Architecture et troglodytisme à Santorin


Ici, la nature dicte à l’homme son habitat, dans ce hérissement de lave volcanique fait de verticalité. Le haut des précipices s’achève par des marches qui forment des terrasses composées d’un agglomérat de sable et de lave facile à creuser. Vue imprenable sur la Mer Egée.


Où l’ingéniosité pallie aux manques de ressources

Architecture et troglodytisme à Santorin

Sur cette terre aride qui n’offre ni eau, ni argile pour les tuiles, ni bois pour la charpente,  ni  ardoise pour la construction de murets, la solution du creusement permet de résoudre le manque de matériau de construction et la difficulté du transport. Des tunnels horizontaux sont percés dans la falaise, et parfois prolongés en façade par un parement de pierres volcaniques rouges ou une simple voûte recouverte d’un enduit traditionnellement gris.
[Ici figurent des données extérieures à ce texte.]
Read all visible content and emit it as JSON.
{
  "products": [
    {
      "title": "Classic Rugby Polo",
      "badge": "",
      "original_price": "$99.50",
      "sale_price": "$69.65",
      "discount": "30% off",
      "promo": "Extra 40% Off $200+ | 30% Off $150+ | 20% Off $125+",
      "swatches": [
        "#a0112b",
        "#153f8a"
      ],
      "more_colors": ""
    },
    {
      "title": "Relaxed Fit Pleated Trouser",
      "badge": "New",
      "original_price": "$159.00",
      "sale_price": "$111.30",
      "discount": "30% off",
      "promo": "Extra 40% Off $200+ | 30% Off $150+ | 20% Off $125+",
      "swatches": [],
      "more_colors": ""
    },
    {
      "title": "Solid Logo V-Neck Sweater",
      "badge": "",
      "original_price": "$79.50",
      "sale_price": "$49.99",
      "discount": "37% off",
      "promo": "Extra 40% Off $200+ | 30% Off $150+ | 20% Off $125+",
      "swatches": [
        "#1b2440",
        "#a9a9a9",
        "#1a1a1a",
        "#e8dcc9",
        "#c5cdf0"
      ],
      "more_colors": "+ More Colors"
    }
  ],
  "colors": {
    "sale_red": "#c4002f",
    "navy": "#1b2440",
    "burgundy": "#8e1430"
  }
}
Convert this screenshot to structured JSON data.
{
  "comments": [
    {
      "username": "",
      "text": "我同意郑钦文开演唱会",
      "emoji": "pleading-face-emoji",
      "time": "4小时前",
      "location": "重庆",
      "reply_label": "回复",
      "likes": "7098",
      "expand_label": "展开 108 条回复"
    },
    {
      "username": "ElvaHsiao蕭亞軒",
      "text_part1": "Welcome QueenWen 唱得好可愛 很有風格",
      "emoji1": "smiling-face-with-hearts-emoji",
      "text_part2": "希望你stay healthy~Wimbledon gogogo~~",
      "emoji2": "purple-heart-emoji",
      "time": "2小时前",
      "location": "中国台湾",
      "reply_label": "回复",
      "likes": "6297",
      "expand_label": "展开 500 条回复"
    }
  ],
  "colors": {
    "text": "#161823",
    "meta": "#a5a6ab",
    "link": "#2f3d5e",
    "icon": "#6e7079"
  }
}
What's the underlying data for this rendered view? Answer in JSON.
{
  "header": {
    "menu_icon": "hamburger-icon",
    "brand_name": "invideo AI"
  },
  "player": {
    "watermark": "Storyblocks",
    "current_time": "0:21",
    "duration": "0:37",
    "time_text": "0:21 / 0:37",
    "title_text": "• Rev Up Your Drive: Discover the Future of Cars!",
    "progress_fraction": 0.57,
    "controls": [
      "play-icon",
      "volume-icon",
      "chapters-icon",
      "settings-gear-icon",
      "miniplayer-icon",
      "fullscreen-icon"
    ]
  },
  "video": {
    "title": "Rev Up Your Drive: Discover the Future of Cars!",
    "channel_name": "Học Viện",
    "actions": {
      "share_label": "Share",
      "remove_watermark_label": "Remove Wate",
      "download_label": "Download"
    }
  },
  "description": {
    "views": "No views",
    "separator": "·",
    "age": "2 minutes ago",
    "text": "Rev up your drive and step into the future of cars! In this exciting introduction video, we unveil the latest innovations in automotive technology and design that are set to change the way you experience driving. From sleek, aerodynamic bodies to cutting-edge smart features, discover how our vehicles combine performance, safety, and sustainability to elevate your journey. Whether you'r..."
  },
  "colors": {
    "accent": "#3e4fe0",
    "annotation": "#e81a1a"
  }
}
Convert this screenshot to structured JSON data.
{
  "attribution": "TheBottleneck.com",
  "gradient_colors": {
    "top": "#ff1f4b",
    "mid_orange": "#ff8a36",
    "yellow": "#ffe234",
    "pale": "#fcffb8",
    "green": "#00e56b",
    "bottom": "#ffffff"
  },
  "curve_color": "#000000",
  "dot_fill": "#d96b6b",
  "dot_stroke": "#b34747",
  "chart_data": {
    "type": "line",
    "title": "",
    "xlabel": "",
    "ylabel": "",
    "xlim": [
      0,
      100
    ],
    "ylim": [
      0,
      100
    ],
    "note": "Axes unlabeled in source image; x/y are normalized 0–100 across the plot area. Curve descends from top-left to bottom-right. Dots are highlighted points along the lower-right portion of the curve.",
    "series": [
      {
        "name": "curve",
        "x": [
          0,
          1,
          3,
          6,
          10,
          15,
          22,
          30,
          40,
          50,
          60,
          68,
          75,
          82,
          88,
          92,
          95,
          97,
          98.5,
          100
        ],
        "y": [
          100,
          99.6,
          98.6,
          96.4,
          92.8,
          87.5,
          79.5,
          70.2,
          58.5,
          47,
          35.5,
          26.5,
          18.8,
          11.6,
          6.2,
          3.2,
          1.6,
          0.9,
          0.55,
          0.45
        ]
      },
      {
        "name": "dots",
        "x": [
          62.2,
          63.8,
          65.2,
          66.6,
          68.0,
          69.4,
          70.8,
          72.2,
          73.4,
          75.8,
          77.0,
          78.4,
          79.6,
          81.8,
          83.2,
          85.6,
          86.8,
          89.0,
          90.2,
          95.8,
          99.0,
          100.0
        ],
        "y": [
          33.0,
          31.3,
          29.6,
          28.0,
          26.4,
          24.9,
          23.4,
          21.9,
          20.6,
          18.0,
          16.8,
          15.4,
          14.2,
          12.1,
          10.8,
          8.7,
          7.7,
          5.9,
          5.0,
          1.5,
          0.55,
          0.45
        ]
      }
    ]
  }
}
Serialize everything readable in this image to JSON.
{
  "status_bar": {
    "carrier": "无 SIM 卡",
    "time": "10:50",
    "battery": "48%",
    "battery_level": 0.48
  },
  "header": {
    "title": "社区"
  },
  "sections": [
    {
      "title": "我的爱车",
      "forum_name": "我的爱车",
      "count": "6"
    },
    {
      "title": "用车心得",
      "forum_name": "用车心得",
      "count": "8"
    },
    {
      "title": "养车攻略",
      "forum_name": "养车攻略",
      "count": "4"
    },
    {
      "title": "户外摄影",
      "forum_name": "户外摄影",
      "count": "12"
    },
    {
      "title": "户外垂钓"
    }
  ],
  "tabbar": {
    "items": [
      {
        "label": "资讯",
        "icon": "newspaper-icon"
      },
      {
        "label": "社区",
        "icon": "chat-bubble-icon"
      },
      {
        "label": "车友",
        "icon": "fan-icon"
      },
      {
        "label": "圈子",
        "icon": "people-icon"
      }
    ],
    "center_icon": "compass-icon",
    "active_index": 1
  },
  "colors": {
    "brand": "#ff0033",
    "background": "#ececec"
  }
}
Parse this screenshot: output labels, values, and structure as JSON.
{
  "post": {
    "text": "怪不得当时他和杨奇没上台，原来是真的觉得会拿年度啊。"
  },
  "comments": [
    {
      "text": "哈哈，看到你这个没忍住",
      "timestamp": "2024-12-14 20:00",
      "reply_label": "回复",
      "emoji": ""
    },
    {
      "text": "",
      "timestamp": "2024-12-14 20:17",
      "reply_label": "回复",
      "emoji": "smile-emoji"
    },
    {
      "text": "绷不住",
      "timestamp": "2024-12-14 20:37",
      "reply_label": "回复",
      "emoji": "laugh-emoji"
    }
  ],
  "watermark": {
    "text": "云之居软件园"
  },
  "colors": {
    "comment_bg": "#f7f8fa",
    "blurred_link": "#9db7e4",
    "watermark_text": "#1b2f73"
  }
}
Une courette badigeonnée à la chaux vient fermer la maison.  Les dépendances miniatures, cuisine, toilettes et poulailler, ainsi que la citerne, sont construits dans la cour. Des décorations aléatoires de pierres de  lave noire, rouge ou grise, apportaient traditionnellement une touche de couleur, aujourd’hui remplacée par des badigeons de bleu ou des ocres couleur carte postale. Les villages tombent littéralement dans les abîmes, retenus par ces ingénieux  travaux de terrassement vertigineux, dédales d’escaliers étroits qui serpentent entre les habitations et nombreuses chapelles.  Au pied des précipices, quelques cabanes de pêcheurs, elles aussi creusées dans la roche, ne semblent accessibles que par la mer.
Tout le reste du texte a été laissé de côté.